We model our marriage as Christ and His bride , we didn't always do it that way, but I know we have profoundly changed and grown as a couple since we have.  When we didn't follow God's model so closely we weren't operating at the level we do today.  One of the most important things I did was started praying for my husband.  It was so profound and marriage changing.  One time I was teaching on the book "The Power of a Praying Wife" by Stormie Omartian and a woman stopped me and told me she didn't have time to pray for her husband.  She candidly shared that he was an adult and she expected him to pray for himself.  I didn't quite know what to say.  I wish she had understood that praying for him is like praying for herself, after all two become one, when you pray for him you are praying for you by default!  I pray for my husband all the time.  I also pray for more time, whatever time we have appointed in this life, for God to add to it!  I pray that constantly.
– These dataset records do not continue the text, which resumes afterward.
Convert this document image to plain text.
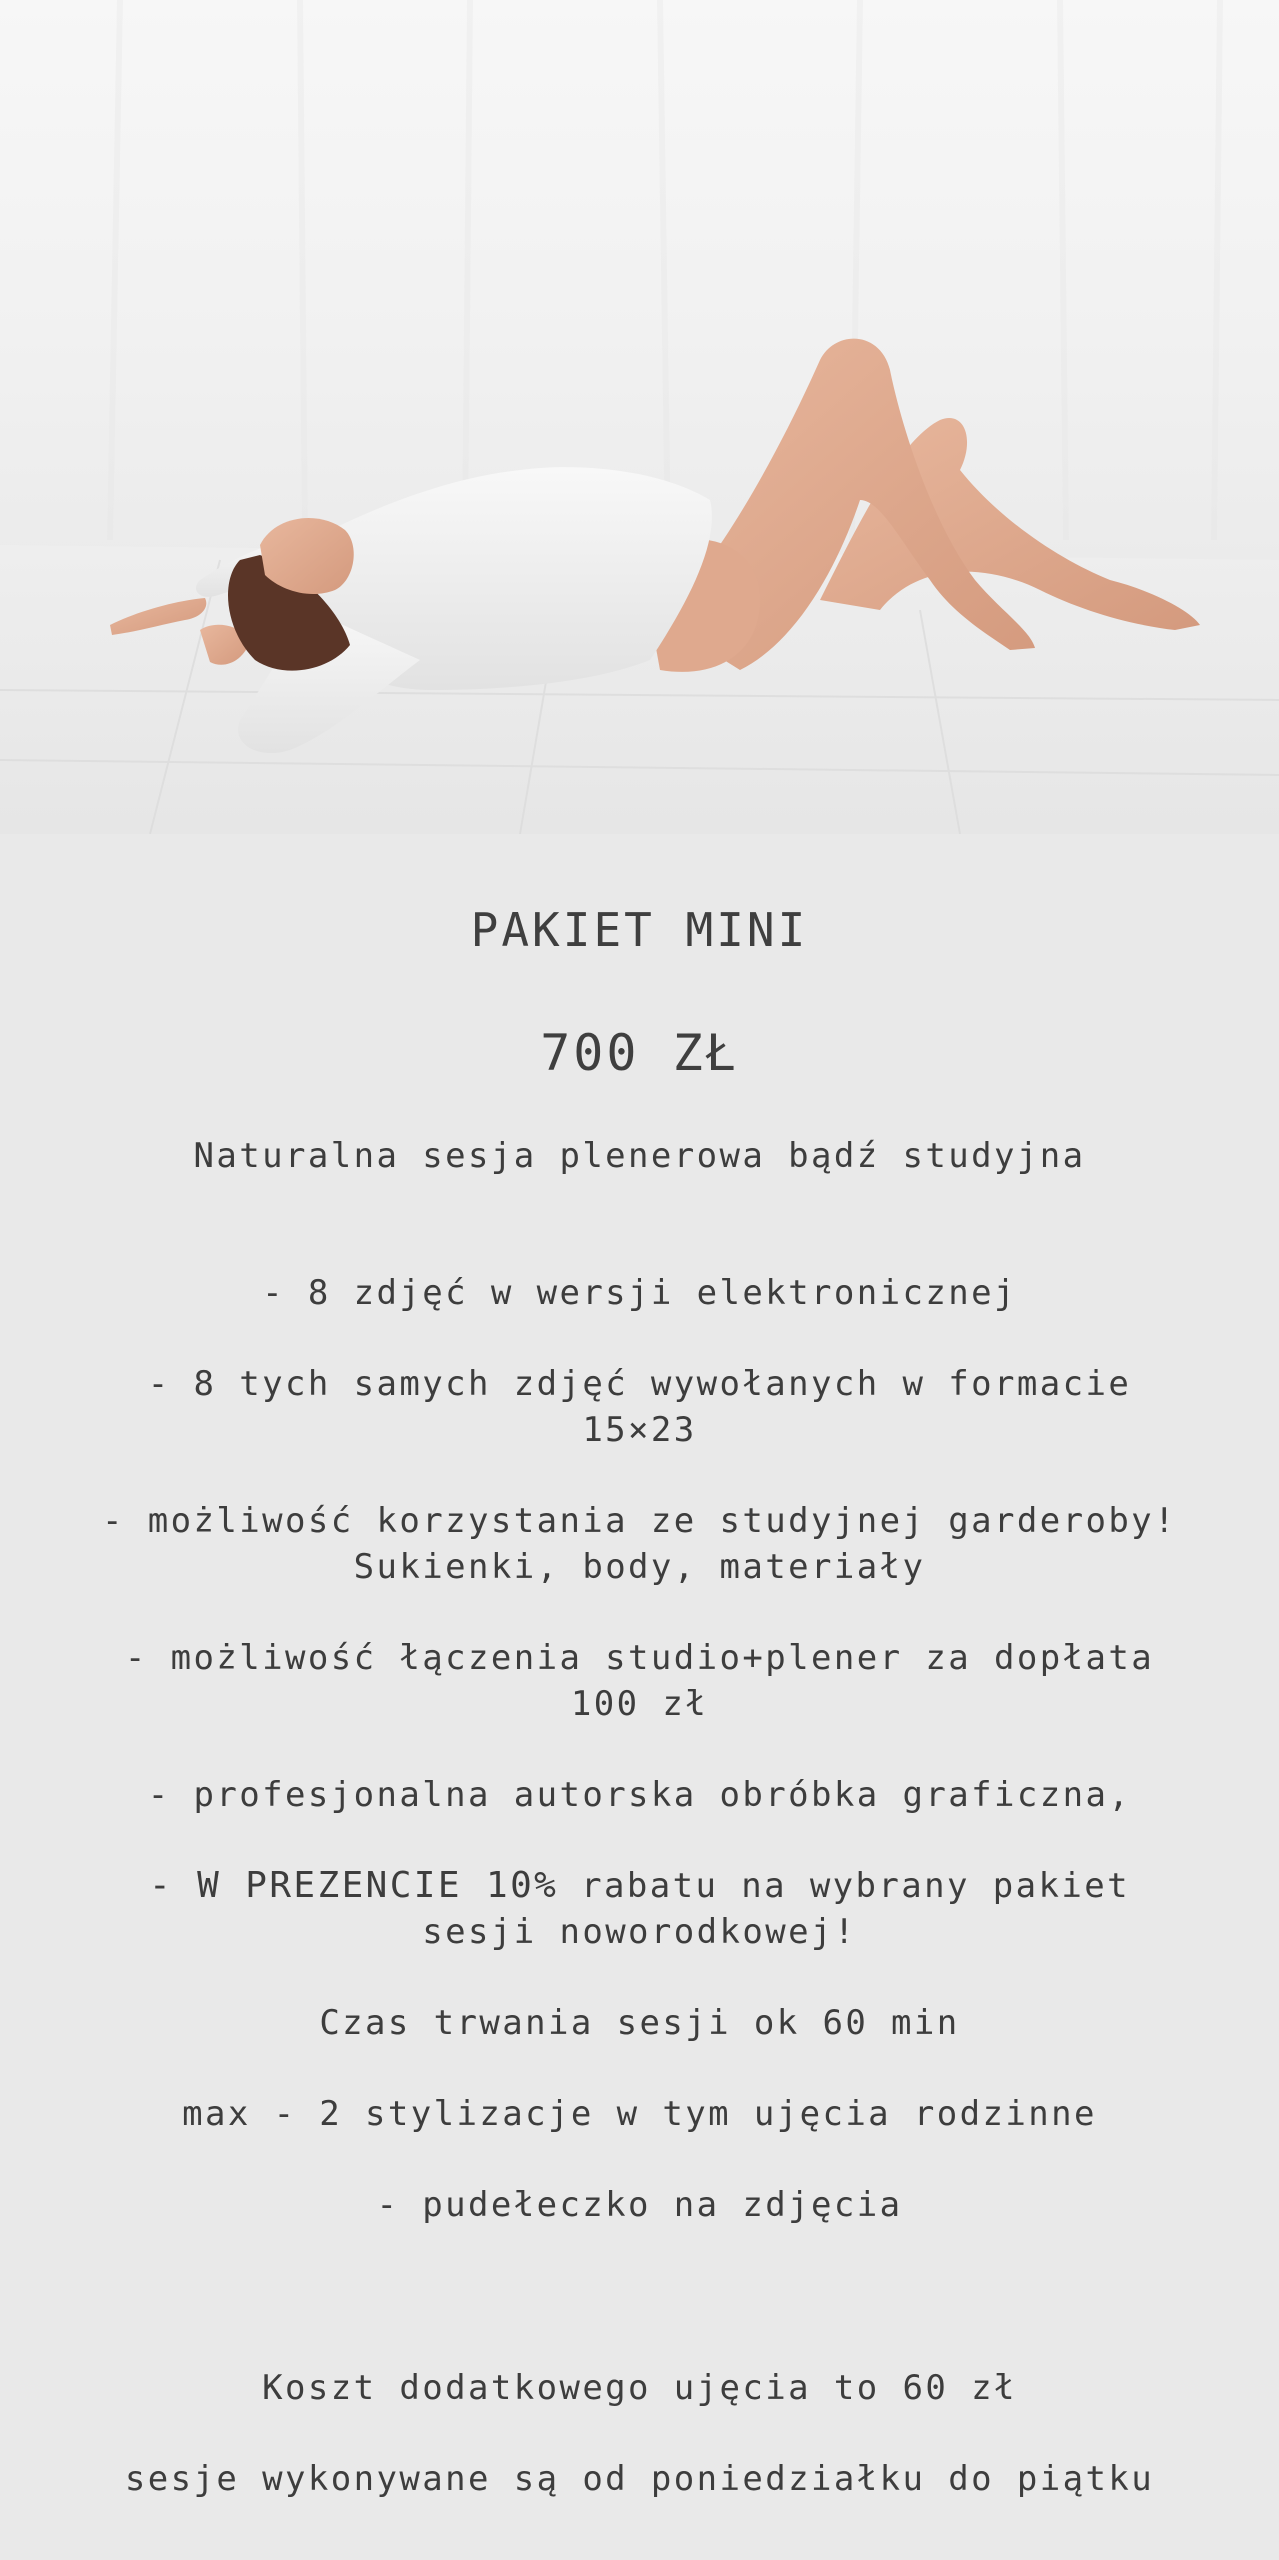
PAKIET MINI
700 ZŁ
Naturalna sesja plenerowa bądź studyjna
- 8 zdjęć w wersji elektronicznej
- 8 tych samych zdjęć wywołanych w formacie
15×23
- możliwość korzystania ze studyjnej garderoby!
Sukienki, body, materiały
- możliwość łączenia studio+plener za dopłata
100 zł
- profesjonalna autorska obróbka graficzna,
- W PREZENCIE 10% rabatu na wybrany pakiet
sesji noworodkowej!
Czas trwania sesji ok 60 min
max - 2 stylizacje w tym ujęcia rodzinne
- pudełeczko na zdjęcia
Koszt dodatkowego ujęcia to 60 zł
sesje wykonywane są od poniedziałku do piątku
God has blessed our marriage.  Over and over He blesses it.  Of every good gift God has given me on this earth, I think our marriage is my all time favorite gift.  (Even baby twins wouldn't have been as much fun without my incredible husband.) 

I love you, Baby!

Ephesians 5:22-33, Wives, submit to your husbands as to the Lord.   For the husband is the head of the wife as Christ is the head of the church, his body, of which he is the Savior.  Now as the church submits to Christ, so also wives should submit to their husbands in everything.

 Husbands, love your wives, just as Christ loved the church and gave himself up for her to make her holy, cleansing her by the washing with water through the word,  and to present her to himself as a radiant church, without stain or wrinkle or any other blemish, but holy and blameless.   In this same way, husbands ought to love their wives as their own bodies. He who loves his wife loves himself.
After all, no one ever hated his own body, but he feeds and cares for it, just as Christ does the church—for we are members of his body.  “For this reason a man will leave his father and mother and be united to his wife, and the two will become one flesh.”  This is a profound mystery—but I am talking about Christ and the church. However, each one of you also must love his wife as he loves himself, and the wife must respect her husband.